We are working this plot the last 3 years having moved from another much smaller plot within the walled garden. The plot has 3 clearly defined areas:
Our fruit patch consists of 4 stools of Victoria rhubarb planted 5 years ago; 2 Ben Lomand blackcurrant bushes and 5 gooseberry bushes, 2 each of Invicta and Hinnonmaki, and 1 Captivator all set out 5 years ago; 2 blueberry bushes, Bluecrop and Reva planted last winter; 2 heritage Irish apple trees, Summer John and an April Queen both only planted 2 years ago; a clump of Autumn Gold raspberry; a climbing scramble of Tayberry brambles from winter 2014; and this year after foregoing such the last 3 years we’ve once again planted up a strawberry bed with 20 runners of Malling Centenary.
In the front aspect of our plot we have 9 vegetable beds, 3 of which are raised “14 high. As our soil is a dense claggy clay, we grow our deep rooters in the raised beds; parsnips,carrots, celeriac etc. and to help with a semblance of crop rotation we use one of the raised beds for summer catch crops, this allows us to move -especially the parsnips – along the raised beds year on year.
So this year we have a bed of Gladiator parsnips; a bed of Longue shallots; a bed of summer scallions,bunching onion, lettuce plants and rocket; and in Terra firma we have large beds of Stuttgarter,Centurion and Karmen onions (in as sets) also Ailsa Craig and Bedfordshire Champions in as seed; a bed of Sutton Broad Beans; a bed with Solo Beetroot and radishes; and 2 beds awaiting Velour beans and Kelvedon Wonder peas.
The Monster in the Corner is a most awkward shape; like a giant wedge of badly cut birthday cake that we’ve come to love. There is a markedly curved run along the plot perimeter that was never going to be easy to cultivate as it skirts the original pathway of the walled garden and as such became little more than a holding area for the hardcore and foundation fill of the path, which over 160 years with little or no maintenance decided to migrate eastwards and has, by dint of being gently sloped, crept into the adjacent garden border that is now a large part of our plot. However, we use this area as a herb border, and over the years this is one of the Monster’s aspects which seems to catch the gaze of all strollers and passers-by.
There are established upright and prostrate Rosemary bushes; Munstead and platinum blonde lavenders; Cambridge Monarda Bergamot; Oregano; Faustini, Common and Lemon Thymes; Broad sage; Marjoram; Red Orach; Fever-few; Chamomile and clumps of Chives with plenty of chocolate Mint. There are 6 rose bushes here also: A Rosa Port Sunlight; Rhapsody in Blue; Tequila Sunrise; Lily Marlene and 2 Korresia. Currently we have trays and pots of Sunflowers, Cosmos, Zinnias and Catanache ready to spot plant all over the plot, but not just yet.

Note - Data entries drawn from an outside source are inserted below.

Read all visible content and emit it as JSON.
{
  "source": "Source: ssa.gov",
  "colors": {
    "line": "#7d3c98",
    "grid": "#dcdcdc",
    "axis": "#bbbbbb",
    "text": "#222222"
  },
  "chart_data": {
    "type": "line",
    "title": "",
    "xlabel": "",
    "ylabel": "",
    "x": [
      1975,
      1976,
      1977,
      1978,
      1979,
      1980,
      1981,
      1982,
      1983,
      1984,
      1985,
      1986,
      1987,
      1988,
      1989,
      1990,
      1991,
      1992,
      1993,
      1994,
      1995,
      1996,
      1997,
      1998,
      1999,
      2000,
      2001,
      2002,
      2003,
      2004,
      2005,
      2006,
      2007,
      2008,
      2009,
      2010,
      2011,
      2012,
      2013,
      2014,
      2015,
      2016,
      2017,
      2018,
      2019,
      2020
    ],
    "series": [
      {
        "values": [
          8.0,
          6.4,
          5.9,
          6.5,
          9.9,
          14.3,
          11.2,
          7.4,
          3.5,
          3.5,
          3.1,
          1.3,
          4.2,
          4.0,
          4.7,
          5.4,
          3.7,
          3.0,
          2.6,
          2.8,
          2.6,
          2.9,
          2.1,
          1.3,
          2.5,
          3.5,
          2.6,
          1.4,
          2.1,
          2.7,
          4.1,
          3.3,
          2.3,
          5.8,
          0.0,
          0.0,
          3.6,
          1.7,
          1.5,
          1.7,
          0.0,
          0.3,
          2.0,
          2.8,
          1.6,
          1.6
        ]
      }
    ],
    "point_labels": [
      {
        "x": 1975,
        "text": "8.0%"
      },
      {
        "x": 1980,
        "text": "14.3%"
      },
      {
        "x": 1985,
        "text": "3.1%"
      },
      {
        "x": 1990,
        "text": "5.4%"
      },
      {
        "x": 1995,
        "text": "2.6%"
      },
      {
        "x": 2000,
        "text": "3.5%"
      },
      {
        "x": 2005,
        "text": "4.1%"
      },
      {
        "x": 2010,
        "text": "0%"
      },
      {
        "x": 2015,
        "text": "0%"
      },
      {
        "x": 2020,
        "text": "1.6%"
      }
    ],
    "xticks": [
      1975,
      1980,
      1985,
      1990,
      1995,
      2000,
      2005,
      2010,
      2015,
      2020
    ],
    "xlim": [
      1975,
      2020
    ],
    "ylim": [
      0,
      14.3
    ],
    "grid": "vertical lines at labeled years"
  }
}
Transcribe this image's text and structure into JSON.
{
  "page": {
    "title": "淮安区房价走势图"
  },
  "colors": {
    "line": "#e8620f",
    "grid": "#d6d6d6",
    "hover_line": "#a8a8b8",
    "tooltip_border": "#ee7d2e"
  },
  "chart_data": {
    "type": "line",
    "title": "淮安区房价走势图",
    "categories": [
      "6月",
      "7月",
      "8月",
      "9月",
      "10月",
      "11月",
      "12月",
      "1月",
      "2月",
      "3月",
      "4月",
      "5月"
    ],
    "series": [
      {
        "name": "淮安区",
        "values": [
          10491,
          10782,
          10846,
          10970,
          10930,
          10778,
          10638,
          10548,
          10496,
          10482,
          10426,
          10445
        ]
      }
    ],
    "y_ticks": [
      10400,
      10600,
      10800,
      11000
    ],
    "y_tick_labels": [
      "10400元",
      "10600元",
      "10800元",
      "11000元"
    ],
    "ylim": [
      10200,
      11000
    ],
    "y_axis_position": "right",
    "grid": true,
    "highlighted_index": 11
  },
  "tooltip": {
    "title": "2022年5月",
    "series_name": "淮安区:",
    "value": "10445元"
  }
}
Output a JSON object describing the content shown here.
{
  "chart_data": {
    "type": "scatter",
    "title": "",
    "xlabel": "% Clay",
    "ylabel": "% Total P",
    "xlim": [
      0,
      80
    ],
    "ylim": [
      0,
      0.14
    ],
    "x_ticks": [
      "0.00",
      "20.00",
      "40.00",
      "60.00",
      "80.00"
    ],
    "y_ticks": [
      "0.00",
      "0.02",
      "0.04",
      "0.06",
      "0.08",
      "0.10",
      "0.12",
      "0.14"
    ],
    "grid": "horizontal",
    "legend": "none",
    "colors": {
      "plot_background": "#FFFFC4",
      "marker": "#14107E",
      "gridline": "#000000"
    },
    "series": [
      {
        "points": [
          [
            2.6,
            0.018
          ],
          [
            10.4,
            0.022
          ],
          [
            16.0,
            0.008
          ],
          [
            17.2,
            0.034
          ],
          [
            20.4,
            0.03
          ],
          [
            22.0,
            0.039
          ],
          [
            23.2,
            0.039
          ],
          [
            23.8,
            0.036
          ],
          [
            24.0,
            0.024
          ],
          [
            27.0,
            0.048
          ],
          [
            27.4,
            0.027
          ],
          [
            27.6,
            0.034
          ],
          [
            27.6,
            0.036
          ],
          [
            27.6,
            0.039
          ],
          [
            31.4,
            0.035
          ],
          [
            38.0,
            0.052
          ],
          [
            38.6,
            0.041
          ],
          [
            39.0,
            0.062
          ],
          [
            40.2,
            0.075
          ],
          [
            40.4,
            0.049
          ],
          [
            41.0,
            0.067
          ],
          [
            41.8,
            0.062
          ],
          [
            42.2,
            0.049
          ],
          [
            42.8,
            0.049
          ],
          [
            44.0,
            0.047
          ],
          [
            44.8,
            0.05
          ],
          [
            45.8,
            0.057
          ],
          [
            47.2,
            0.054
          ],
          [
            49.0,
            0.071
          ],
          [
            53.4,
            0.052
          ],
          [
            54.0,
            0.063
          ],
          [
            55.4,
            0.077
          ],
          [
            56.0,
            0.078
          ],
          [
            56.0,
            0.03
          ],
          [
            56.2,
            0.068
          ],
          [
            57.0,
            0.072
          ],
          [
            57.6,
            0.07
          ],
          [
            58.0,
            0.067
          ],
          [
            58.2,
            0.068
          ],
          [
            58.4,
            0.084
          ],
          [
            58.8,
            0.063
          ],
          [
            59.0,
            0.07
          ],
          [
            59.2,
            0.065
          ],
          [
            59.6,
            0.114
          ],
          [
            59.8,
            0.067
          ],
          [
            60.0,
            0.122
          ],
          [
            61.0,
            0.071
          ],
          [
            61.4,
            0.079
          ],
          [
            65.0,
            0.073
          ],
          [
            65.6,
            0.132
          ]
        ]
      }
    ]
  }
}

In our tool shed we have 3 garden forks and a pitch-fork; a shovel, a spade, a pick and a coal shift; a grass rake and a soil rake; 4 hand trowels, I large sweeping brush, 2 Dutch hoes and an onion hoe; a hose, 2 watering cans, 3 buckets, a shears, a loppers, a pressure sprayer, whilst back on the Monster there is a large poly cloche; 200-300 pots of varying sizes; 2 wheelbarrows, one a makeshift summer planter, and the other the work horse. There are 2 compost bins and a leaf-mould cage; 40-50 Bamboo stakes with various lengths of netting and fleece. We have a stainless steel potting table, access to a communal poly-tunnel with propagating table, 2 locks and a bunch of keys. And that, by and large, is that: the lock, stock and 2 wonky barrows, The Monster’s itinerary…
Of course there are other things we have garnered compliments of the Monster In The Corner, but these are not so easy to enumerate and take stock of. These are not things you’ll see growing in the soil, or find tucked away and buried in the end of a locker or shed. And yet they are there every time we walk onto our allotment. But then just like tonight’s census, there are some lines of enquiry best left unanswered at present, providing fruit to some other occasion…Census 2016 complete. Roll on this year’s harvest.